We mined four publicly available genome-wide expression data sets from Gene Expression Omnibus (GEO) database in NCBI, including GSE27962 [23], GSE48060 [24], GSE7487 [25] and GSE47495 [26]. These datasets recorded gene expression data of cardiac remodeling after myocardial infarction or myocardial infarction-induced heart failure. After downloading the four publicly available datasets, we first detected the expression data distribution for the eight genes in this study, then we applied log transformation and quantile normalization to the expression data if they were not normally distributed. To compare the gene expression difference between case groups (mainly myocardial infarction (MI) operation) and control groups (sham operation), we used unpaired Student’s t-test to compute the significance as GEO website recommended. Data are presented as mean ± SE (standard error). Finally, we corrected for multiple testing of the eight genes and genes having a threshold of P < 0.00625 = 0.05/8 were considered to be differentially expressed between two groups.

ECHS1 plasma experiments

We randomly selected ACS patients with heart failure (HF) symptoms at NYHA stage II or less (n = 61), stage III or IV (n = 89) from an independent study cohort. ECHS1 protein levels were measured in plasma sample using sandwich enzyme-linked immunosorbent assays (ELISA) (ECHS1 ELISA kit, Action-award Biotech co. Ltd., Guangzhou, China) and a Multiskan GO Microplate Reader (Thermo Scientific Inc., USA). The comparison of parameters and ECHS1 protein levels between patients with HF at stage II or less (n = 61) and patients at stage III or IV (n = 89) was performed using the logistic regression analysis. Because the distribution of ECHS1 protein levels was skewed, logarithmic transformation was performed before analysis.

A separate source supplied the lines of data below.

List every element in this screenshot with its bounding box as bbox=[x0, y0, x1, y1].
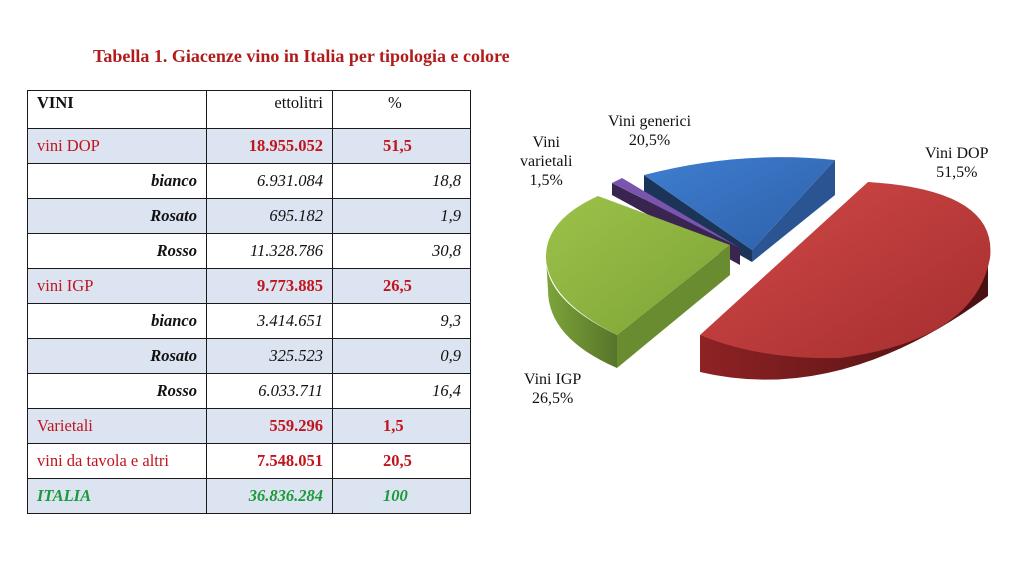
row-label: Rosso bbox=[27, 373, 207, 409]
row-ettolitri: 6.033.711 bbox=[206, 373, 333, 409]
row-percent: 1,9 bbox=[332, 198, 471, 234]
table-title: Tabella 1. Giacenze vino in Italia per t… bbox=[93, 46, 510, 66]
slice-vini-dop bbox=[700, 182, 991, 380]
row-ettolitri: 9.773.885 bbox=[206, 268, 333, 304]
table-row: Varietali 559.296 1,5 bbox=[27, 408, 471, 444]
label-value: 51,5% bbox=[936, 164, 978, 181]
label-name: Vini IGP bbox=[524, 371, 582, 388]
row-percent: 18,8 bbox=[332, 163, 471, 199]
row-ettolitri: 36.836.284 bbox=[206, 478, 333, 514]
pie-chart-graphic bbox=[545, 157, 991, 380]
row-label: Rosato bbox=[27, 198, 207, 234]
row-percent: 16,4 bbox=[332, 373, 471, 409]
wine-stock-table: VINI ettolitri % vini DOP 18.955.052 51,… bbox=[27, 90, 471, 514]
row-ettolitri: 11.328.786 bbox=[206, 233, 333, 269]
row-ettolitri: 559.296 bbox=[206, 408, 333, 444]
label-vini-dop: Vini DOP 51,5% bbox=[925, 144, 989, 182]
row-ettolitri: 6.931.084 bbox=[206, 163, 333, 199]
row-label: vini da tavola e altri bbox=[27, 443, 207, 479]
table-header-row: VINI ettolitri % bbox=[27, 90, 471, 129]
table-row: bianco 6.931.084 18,8 bbox=[27, 163, 471, 199]
table-total-row: ITALIA 36.836.284 100 bbox=[27, 478, 471, 514]
row-label: ITALIA bbox=[27, 478, 207, 514]
table-row: bianco 3.414.651 9,3 bbox=[27, 303, 471, 339]
header-ettolitri: ettolitri bbox=[206, 90, 333, 129]
row-label: Rosato bbox=[27, 338, 207, 374]
row-percent: 26,5 bbox=[332, 268, 471, 304]
header-percent: % bbox=[332, 90, 471, 129]
table-row: vini da tavola e altri 7.548.051 20,5 bbox=[27, 443, 471, 479]
table-row: vini DOP 18.955.052 51,5 bbox=[27, 128, 471, 164]
row-percent: 0,9 bbox=[332, 338, 471, 374]
label-vini-generici: Vini generici 20,5% bbox=[608, 112, 691, 150]
row-label: Rosso bbox=[27, 233, 207, 269]
row-percent: 9,3 bbox=[332, 303, 471, 339]
slice-vini-igp bbox=[545, 196, 730, 368]
row-label: Varietali bbox=[27, 408, 207, 444]
row-percent: 100 bbox=[332, 478, 471, 514]
pie-chart: Vini generici 20,5% Vini varietali 1,5% … bbox=[500, 90, 1024, 420]
label-name: Vini bbox=[532, 134, 560, 151]
label-vini-varietali: Vini varietali 1,5% bbox=[520, 133, 572, 190]
row-ettolitri: 325.523 bbox=[206, 338, 333, 374]
label-value: 26,5% bbox=[531, 390, 574, 407]
label-vini-igp: Vini IGP 26,5% bbox=[524, 370, 581, 408]
label-value: 20,5% bbox=[628, 132, 671, 149]
row-ettolitri: 7.548.051 bbox=[206, 443, 333, 479]
row-percent: 20,5 bbox=[332, 443, 471, 479]
row-ettolitri: 18.955.052 bbox=[206, 128, 333, 164]
row-label: bianco bbox=[27, 163, 207, 199]
label-name: Vini DOP bbox=[925, 145, 989, 162]
row-label: bianco bbox=[27, 303, 207, 339]
table-row: Rosato 325.523 0,9 bbox=[27, 338, 471, 374]
label-name: Vini generici bbox=[608, 113, 692, 130]
row-ettolitri: 695.182 bbox=[206, 198, 333, 234]
row-percent: 1,5 bbox=[332, 408, 471, 444]
label-name-2: varietali bbox=[520, 153, 573, 170]
row-label: vini DOP bbox=[27, 128, 207, 164]
row-percent: 30,8 bbox=[332, 233, 471, 269]
table-row: Rosso 6.033.711 16,4 bbox=[27, 373, 471, 409]
header-vini: VINI bbox=[27, 90, 207, 129]
row-percent: 51,5 bbox=[332, 128, 471, 164]
label-value: 1,5% bbox=[529, 172, 563, 189]
table-row: Rosato 695.182 1,9 bbox=[27, 198, 471, 234]
row-label: vini IGP bbox=[27, 268, 207, 304]
table-row: vini IGP 9.773.885 26,5 bbox=[27, 268, 471, 304]
row-ettolitri: 3.414.651 bbox=[206, 303, 333, 339]
table-row: Rosso 11.328.786 30,8 bbox=[27, 233, 471, 269]
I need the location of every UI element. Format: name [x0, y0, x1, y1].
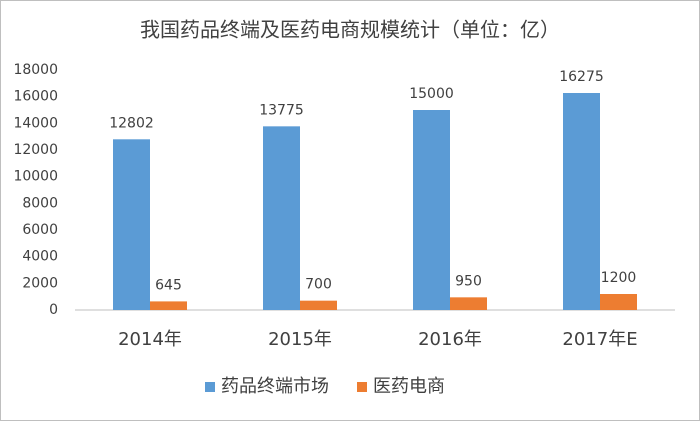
legend-swatch	[205, 382, 215, 392]
y-tick-label: 2000	[22, 275, 58, 291]
x-tick-label: 2015年	[268, 329, 332, 350]
bar	[413, 110, 450, 310]
legend-swatch	[357, 382, 367, 392]
bar	[113, 139, 150, 310]
legend-label: 医药电商	[373, 376, 445, 397]
y-tick-label: 8000	[22, 195, 58, 211]
y-tick-label: 0	[49, 302, 58, 318]
y-tick-label: 10000	[13, 169, 58, 185]
bar	[150, 301, 187, 310]
bar	[450, 297, 487, 310]
bar	[563, 93, 600, 310]
bar	[300, 300, 337, 310]
chart-title: 我国药品终端及医药电商规模统计（单位：亿）	[140, 18, 560, 42]
data-label: 12802	[109, 115, 154, 131]
data-label: 645	[155, 277, 182, 293]
y-tick-label: 16000	[13, 89, 58, 105]
x-tick-label: 2017年E	[562, 329, 637, 350]
y-tick-label: 6000	[22, 222, 58, 238]
y-tick-label: 12000	[13, 142, 58, 158]
y-tick-label: 4000	[22, 249, 58, 265]
y-tick-label: 14000	[13, 115, 58, 131]
data-label: 13775	[259, 102, 304, 118]
bar	[600, 294, 637, 310]
data-label: 950	[455, 273, 482, 289]
x-tick-label: 2016年	[418, 329, 482, 350]
data-label: 15000	[409, 86, 454, 102]
bar	[263, 126, 300, 310]
x-tick-label: 2014年	[118, 329, 182, 350]
legend-label: 药品终端市场	[221, 376, 329, 397]
y-tick-label: 18000	[13, 62, 58, 78]
data-label: 1200	[601, 270, 637, 286]
data-label: 700	[305, 277, 332, 293]
data-label: 16275	[559, 69, 604, 85]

Prediction of 18-month MACE

This study used three machine-learning models, including support vector machine (SVM) method [27], Light Gradient Boosting Machine (LightGBM) [28] and XGBoost [29], to predict the binary phenotype—whether MACE occurred in a patient during the 18-month follow-up. The prediction analysis was completely independent from the association analyses, and all the genetic and nongenetic factors were input for analysis. There are 14,253 SNPs overlapped between the discovery and replication cohorts. After LD pruning (PLINK -indep-pairwise 50 10 0.2), 7246 independent SNPs remained. These 7246 independent SNPs as well as 20 clinical factors entered into the three machine-learning models for prediction. The whole dataset was split into 80% and 20% subsets for model training and testing, using stratified folds by balancing the percentage of samples for each class in train and test. We applied a fivefold cross-validation procedure on the train dataset to select the best hyperparameters. One fold was used as the validation set and the other four folds were involved in parameter tuning and model constructing. We repeated the process until each one of the five folds was used as the validation set once. Then we constructed the final model on the train data using the best parameters and calculated the feature importance. In each model, the factors with feature importance over zero were selected for prediction. Finally, we estimated the predictive performance based on the final model on the test dataset. Feature importance was also output to help us pinpoint the important factors that contributed to 18-month MACE. Three models were utilized so that we were able to compare their prediction performances, which could potentially reduce the bias from simply assessing one model. All the modeling procedures were conducted in Python (v3.7.8) with scikit-learn package and publicly available packages.

Results

Characteristics of the patients

Two independent cohorts were recruited and comprised 1961 patients with ACS who underwent PCI and treated with clopidogrel and aspirin for 6–12 months in accordance with the consensus guidelines. After performing sample quality control, 168 patients were included in the discovery study and 1703 patients remained in the replication study (Table S2 and S3). For the total 1871 patients, the average age was 63.3 (±10.7) years, 357 (19.1%) were women, 174 (9.3%) had a MACE endpoint during the 18-month follow-up period. Table 1 shows the association of demographic and clinical characteristics with MACE. MACE was associated with increasing age (65.84 ± 10.17 vs. 63.07 ± 10.74, P < 0.001), hypertension (68% vs. 56%, P < 0.001), and high creatinine (100.9 ± 85.96 vs. 87.03 ± 44.84, P < 0.001) (Table 1). These combined clinical variables explained 5.80% of occurrence of the MACE, thus suggesting potentially substantial genetic contribution.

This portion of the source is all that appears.